Jika Raihan bisa memanfaatkan kulit bawang putih, maka siswa di pedalaman pun dapat menemukan hal serupa dari lingkungan sekitarnya mulai dari limbah pertanian, bahan alam, hingga barang-barang yang sering dibuang. Yang mereka butuhkan adalah dorongan untuk bertanya, ruang untuk bereksperimen, dan dukungan dari guru, sekolah, serta masyarakat sekitar agar rasa ingin tahu itu tidak mati sebelum berkembang.

Sekolah memiliki peran besar dalam hal ini. Guru dapat memberi kesempatan bagi siswa untuk mencoba membuat karya sains sederhana, menguji ide-ide kecil, atau mengembangkan proyek yang terinspirasi dari masalah sehari-hari. Lingkungan sekolah bisa menjadi tempat aman untuk gagal, untuk mencoba lagi, dan untuk belajar bahwa inovasi lahir dari keberanian mengambil langkah pertama. Orang tua dan masyarakat pun bisa ikut mendukung dengan menyediakan bahan lokal, memberi cerita-cerita inspiratif, atau sekadar memberikan apresiasi atas usaha yang anak-anak lakukan.

Anak-anak di pedalaman tidak kalah hebatnya dengan anak-anak di kota.
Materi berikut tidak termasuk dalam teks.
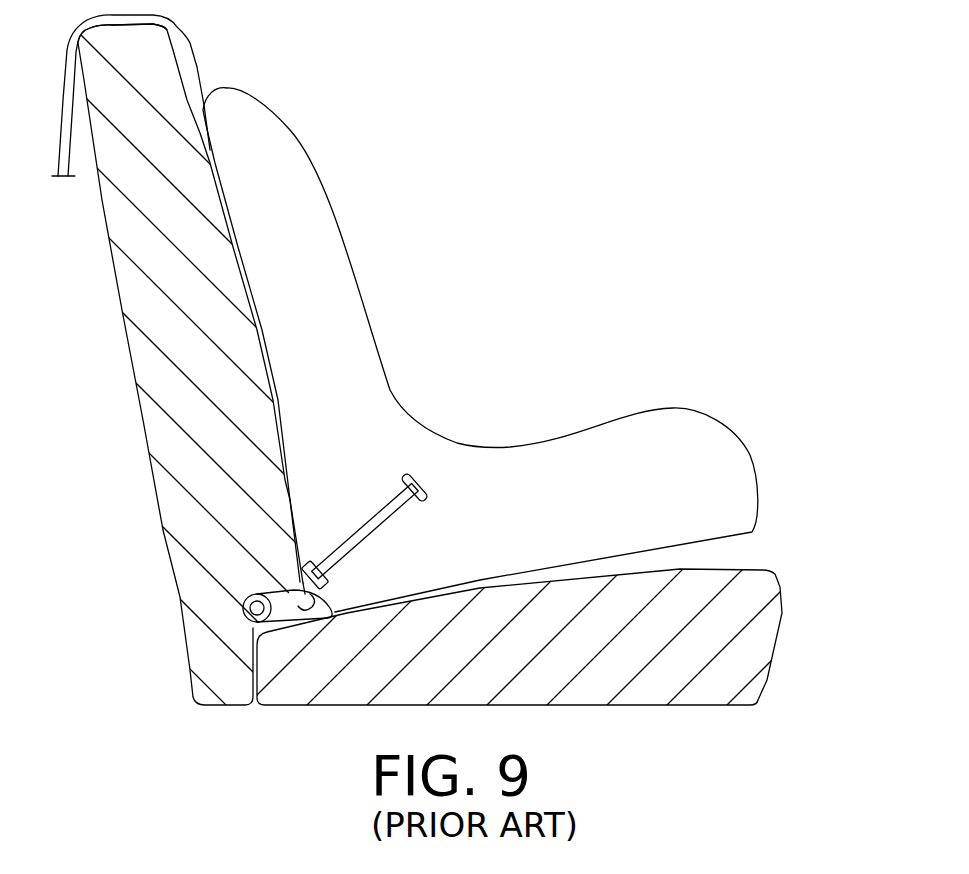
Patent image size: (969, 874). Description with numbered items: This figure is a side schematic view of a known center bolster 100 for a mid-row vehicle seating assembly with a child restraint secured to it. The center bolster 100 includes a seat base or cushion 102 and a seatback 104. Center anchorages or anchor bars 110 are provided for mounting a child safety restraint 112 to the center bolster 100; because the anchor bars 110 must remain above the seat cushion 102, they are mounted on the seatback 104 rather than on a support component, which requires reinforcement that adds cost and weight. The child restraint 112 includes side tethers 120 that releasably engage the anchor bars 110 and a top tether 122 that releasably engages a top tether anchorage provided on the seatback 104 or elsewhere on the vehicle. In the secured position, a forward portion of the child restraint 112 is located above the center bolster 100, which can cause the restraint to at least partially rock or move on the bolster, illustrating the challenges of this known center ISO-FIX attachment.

Mereka hanya butuh kepercayaan bahwa kemampuan mereka berarti dan dapat membawa dampak. Jika ruang kreativitas itu dibuka, bukan tidak mungkin suatu hari nanti muncul “Raihan” baru dari pedalaman Kalimantan anak-anak yang berani bermimpi, menemukan hal-hal baru, dan memberi inspirasi bagi Indonesia.